THE PUBLIC POLICY EXCEPTION TO THE ENFORCEMENT OF INTERNATIONAL ARBITRAL AWARDS
David W. Rivkin
The papers presented at today’s conference highlight the increasing importance of public policy in international arbitration. When international arbitration principally involved disputes between contracting parties, few cases concerned issues of public policy, and it was also less relevant to questions of enforcement. However, in recent years, international arbitration has governed more and more disputes that raise issues of public policy – not only investment treaty arbitrations but cases in which arbitrators must decide issues of public law (such as antitrust, securities, or employment law) or rule on matters concerning large public infrastructure projects.

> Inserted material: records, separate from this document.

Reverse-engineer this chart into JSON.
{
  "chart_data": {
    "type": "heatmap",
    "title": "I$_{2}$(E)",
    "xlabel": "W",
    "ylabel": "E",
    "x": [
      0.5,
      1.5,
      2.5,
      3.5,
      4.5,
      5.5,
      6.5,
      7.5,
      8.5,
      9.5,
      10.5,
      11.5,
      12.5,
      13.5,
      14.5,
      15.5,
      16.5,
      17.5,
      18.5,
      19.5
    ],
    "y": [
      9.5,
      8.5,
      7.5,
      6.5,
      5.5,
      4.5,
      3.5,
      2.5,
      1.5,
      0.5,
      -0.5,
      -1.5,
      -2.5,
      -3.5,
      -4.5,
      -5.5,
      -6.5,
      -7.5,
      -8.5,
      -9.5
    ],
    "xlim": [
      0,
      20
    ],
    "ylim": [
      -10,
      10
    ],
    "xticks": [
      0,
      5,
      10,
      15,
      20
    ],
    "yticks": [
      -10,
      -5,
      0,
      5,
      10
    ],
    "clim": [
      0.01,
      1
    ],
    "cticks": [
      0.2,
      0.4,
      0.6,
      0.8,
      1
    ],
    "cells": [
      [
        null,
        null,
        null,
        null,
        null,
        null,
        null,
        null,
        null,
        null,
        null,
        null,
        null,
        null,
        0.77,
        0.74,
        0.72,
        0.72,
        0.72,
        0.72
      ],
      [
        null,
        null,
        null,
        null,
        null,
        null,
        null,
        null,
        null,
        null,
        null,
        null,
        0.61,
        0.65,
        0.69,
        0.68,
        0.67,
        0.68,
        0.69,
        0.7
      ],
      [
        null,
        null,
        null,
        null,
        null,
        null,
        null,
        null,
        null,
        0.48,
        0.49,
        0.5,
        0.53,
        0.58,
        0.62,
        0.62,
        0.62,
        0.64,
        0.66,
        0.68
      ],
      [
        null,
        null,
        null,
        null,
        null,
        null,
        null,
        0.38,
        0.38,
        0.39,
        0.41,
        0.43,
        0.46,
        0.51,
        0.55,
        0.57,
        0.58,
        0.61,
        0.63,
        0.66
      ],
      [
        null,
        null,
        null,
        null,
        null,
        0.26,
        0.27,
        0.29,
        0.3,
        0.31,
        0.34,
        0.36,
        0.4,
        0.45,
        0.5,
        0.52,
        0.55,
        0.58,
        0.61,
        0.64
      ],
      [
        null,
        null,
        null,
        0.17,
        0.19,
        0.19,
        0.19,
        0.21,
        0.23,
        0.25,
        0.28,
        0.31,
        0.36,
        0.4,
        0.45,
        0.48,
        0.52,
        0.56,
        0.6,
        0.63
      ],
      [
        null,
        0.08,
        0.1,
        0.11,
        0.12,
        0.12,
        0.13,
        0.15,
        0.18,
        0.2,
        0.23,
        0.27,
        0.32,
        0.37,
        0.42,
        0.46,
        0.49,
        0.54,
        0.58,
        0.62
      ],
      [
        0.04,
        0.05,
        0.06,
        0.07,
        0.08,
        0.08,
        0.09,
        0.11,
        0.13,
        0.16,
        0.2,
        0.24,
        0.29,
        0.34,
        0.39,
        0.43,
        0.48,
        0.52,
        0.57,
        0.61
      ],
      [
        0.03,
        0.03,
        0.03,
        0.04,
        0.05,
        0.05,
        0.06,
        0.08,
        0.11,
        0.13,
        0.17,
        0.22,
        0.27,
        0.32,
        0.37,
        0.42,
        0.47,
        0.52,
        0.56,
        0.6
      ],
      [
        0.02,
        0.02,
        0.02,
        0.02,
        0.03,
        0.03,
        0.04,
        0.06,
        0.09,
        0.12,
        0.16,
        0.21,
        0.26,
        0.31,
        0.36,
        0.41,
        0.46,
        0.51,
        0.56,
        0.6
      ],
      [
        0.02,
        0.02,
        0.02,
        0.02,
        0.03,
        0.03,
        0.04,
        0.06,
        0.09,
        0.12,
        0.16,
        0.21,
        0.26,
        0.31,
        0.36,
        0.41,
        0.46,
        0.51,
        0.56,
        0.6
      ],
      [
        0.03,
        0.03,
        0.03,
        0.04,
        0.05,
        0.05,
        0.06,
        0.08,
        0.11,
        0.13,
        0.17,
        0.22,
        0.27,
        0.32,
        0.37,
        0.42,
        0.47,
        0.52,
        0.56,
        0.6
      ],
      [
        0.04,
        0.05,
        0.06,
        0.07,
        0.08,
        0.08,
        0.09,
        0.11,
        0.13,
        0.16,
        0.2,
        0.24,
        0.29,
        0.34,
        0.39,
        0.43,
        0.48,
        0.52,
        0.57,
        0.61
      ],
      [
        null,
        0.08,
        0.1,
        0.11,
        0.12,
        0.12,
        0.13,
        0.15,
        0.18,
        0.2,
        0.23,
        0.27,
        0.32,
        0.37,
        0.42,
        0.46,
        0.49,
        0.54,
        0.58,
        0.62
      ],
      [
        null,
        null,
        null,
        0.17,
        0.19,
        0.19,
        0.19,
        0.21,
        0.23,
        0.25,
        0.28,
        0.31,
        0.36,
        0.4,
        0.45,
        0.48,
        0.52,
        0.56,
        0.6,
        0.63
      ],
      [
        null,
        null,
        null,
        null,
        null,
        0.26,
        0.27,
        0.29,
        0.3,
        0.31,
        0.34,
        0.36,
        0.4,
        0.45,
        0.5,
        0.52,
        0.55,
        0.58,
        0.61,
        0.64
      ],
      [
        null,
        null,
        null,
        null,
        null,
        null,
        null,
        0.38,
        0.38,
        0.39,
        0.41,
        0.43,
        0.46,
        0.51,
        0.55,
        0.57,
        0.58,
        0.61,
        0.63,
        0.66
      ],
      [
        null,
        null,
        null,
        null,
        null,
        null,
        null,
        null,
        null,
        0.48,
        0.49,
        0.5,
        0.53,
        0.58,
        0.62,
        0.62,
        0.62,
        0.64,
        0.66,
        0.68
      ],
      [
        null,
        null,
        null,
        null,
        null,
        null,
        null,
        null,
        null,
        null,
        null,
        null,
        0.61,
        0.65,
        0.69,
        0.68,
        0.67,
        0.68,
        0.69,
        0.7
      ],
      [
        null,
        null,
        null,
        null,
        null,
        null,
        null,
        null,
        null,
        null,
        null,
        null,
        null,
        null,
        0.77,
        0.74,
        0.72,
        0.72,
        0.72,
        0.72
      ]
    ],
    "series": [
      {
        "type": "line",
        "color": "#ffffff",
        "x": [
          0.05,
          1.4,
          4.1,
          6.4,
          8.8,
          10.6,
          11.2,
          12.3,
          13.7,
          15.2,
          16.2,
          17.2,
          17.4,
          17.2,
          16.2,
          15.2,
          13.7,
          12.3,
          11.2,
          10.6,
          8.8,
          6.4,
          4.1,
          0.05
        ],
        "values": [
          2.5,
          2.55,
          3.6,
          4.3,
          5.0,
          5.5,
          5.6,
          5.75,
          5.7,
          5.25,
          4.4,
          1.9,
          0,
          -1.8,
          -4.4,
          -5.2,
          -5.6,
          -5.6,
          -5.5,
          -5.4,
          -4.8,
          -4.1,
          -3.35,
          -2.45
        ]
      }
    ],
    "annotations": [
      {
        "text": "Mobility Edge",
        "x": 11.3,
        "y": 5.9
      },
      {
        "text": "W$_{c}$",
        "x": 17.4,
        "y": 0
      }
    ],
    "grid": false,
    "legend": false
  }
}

Because of these trends, the scope and interpretation of the “public policy” defense to enforcement of an arbitration award under Article V(2)(b) of the New York Convention, as well as under other conventions and domestic arbitration statutes, becomes even more important. For decades, the “public policy” exception has given rise to several contentious questions. In particular:
1) Is the “public policy” exception designed to protect the local policies or politics of individual states or jurisdictions, or is it designed only to protect “international” or “supranational” policy?
2) What are the substantive contours of the exception? Is the exception meant to be primarily procedural, to protect the policy in favor of due process rights of the parties, or is it equally substantive, forbidding enforcement of awards that conflict with local law of substantial public importance?